Pensions should be set by contributiveness and equality principle
The National Council warns over the very high social security contribution quotas, given the high taxation on labour and business climate. Thus, according to Article 27 para. 3 of the Law on the unified public sector wage, such social security contribution quotas amount to 31.3 percent for normal work conditions that should be paid by the employer and the employees, of which 10.5 percent are due by the employees and 20.8 percent by the employers;
36.3 percent for special work conditions to be paid both by the employer and the employees, of which 10.5 percent are due by the employees and 25.8 percent by the employers; 41.3 percent for special work conditions and other work conditions in national defence, public order and national security, of which 10.5 percent should be paid by the employees and 30.8 percent by the employers.

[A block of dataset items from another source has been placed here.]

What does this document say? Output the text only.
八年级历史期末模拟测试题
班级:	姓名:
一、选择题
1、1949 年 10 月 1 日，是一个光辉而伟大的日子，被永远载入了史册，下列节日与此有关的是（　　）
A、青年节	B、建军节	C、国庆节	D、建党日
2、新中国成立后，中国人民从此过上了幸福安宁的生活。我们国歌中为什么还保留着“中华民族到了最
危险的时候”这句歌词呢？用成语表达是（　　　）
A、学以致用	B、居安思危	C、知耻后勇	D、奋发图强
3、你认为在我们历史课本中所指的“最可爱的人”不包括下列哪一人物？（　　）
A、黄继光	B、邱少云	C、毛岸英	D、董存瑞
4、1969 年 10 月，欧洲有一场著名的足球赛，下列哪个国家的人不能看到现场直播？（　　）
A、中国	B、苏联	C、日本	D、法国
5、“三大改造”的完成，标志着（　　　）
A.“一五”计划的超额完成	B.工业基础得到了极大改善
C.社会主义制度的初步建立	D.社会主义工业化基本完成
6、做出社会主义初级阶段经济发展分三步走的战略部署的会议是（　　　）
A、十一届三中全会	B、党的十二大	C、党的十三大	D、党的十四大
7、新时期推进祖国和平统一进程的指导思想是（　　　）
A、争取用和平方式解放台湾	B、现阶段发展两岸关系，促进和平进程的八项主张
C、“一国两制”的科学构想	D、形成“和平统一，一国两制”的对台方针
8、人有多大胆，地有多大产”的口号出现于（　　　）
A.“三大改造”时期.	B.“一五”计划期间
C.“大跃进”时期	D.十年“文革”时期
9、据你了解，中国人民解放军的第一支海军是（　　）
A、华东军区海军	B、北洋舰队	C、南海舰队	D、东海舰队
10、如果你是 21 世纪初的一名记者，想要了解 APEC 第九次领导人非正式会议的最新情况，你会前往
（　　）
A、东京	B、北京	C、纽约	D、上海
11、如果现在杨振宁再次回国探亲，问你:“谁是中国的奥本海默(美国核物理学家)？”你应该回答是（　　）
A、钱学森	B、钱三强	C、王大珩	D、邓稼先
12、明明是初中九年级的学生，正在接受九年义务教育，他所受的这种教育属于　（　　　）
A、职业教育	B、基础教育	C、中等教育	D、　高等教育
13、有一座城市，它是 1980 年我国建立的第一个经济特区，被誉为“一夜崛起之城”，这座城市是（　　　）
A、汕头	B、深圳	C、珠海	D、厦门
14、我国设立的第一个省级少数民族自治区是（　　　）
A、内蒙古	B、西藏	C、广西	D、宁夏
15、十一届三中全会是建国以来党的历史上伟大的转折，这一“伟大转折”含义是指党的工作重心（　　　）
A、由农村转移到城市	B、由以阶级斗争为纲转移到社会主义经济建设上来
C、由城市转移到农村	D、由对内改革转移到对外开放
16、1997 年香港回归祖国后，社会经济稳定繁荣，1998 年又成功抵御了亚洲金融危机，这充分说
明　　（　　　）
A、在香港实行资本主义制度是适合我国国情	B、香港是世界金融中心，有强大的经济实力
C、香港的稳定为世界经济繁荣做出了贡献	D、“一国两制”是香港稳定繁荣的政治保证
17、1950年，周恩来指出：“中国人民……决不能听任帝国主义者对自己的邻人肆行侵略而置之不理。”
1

The Council asks the relevant authorities, in the future, to take into consideration the need to cut the employers’ social security contribution quotas and to set such contributions on an annual basis by the state social security budget law.

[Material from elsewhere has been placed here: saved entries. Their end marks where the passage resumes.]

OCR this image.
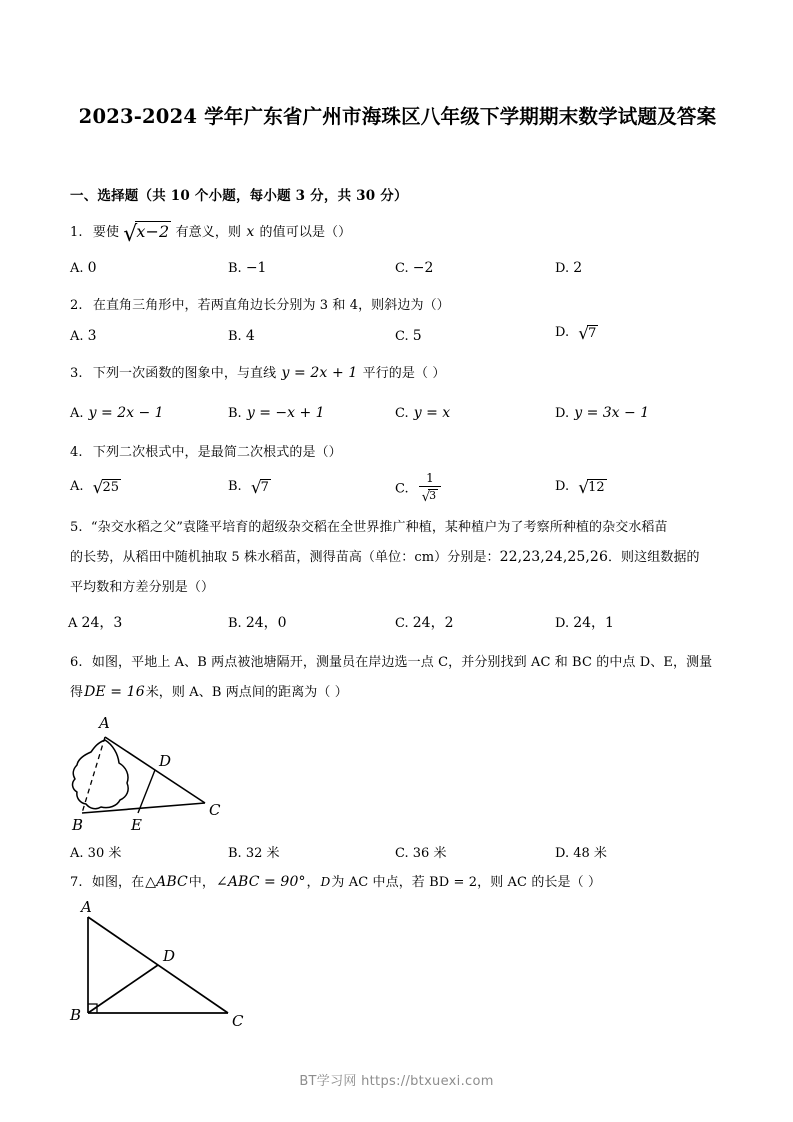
2023-2024 学年广东省广州市海珠区八年级下学期期末数学试题及答案
一、选择题（共 10 个小题，每小题 3 分，共 30 分）
1. 要使 √x−2 有意义，则 x 的值可以是（）
A. 0	B. −1	C. −2	D. 2
2. 在直角三角形中，若两直角边长分别为 3 和 4，则斜边为（）
A. 3	B. 4	C. 5	D. √7
3. 下列一次函数的图象中，与直线 y = 2x + 1 平行的是（ ）
A. y = 2x − 1	B. y = −x + 1	C. y = x	D. y = 3x − 1
4. 下列二次根式中，是最简二次根式的是（）
A. √25	B. √7	C. $\frac{1}{√3}$	D. √12
5. “杂交水稻之父”袁隆平培育的超级杂交稻在全世界推广种植，某种植户为了考察所种植的杂交水稻苗
的长势，从稻田中随机抽取 5 株水稻苗，测得苗高（单位：cm）分别是：22,23,24,25,26．则这组数据的
平均数和方差分别是（）
A 24，3	B. 24，0	C. 24，2	D. 24，1
6. 如图，平地上 A、B 两点被池塘隔开，测量员在岸边选一点 C，并分别找到 AC 和 BC 的中点 D、E，测量
得DE = 16米，则 A、B 两点间的距离为（ ）
A
B
C
D
E
A. 30 米	B. 32 米	C. 36 米	D. 48 米
7. 如图，在△ABC中，∠ABC = 90°，D为 AC 中点，若 BD = 2，则 AC 的长是（ ）
A
B	C
D
BT学习网 https://btxuexi.com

Furthermore, the Council wants the draft law on the unified public pensions system to stipulate that all the professional brackets in the public pensions system be compulsorily insured, including the lawyers and the clergy, and such system to apply the principle of uniqueness, contributiveness and equality in establishing and paying the pensions and to abandon privileges and extra rights for certain social brackets.
If there are brackets that want to be given higher pensions than those set by the principle of contributiveness, the Council asks the authorities to adopt special legal instructions by which such amounts should be given from the budgets of the relevant ministries as special rights, Nicolescu said.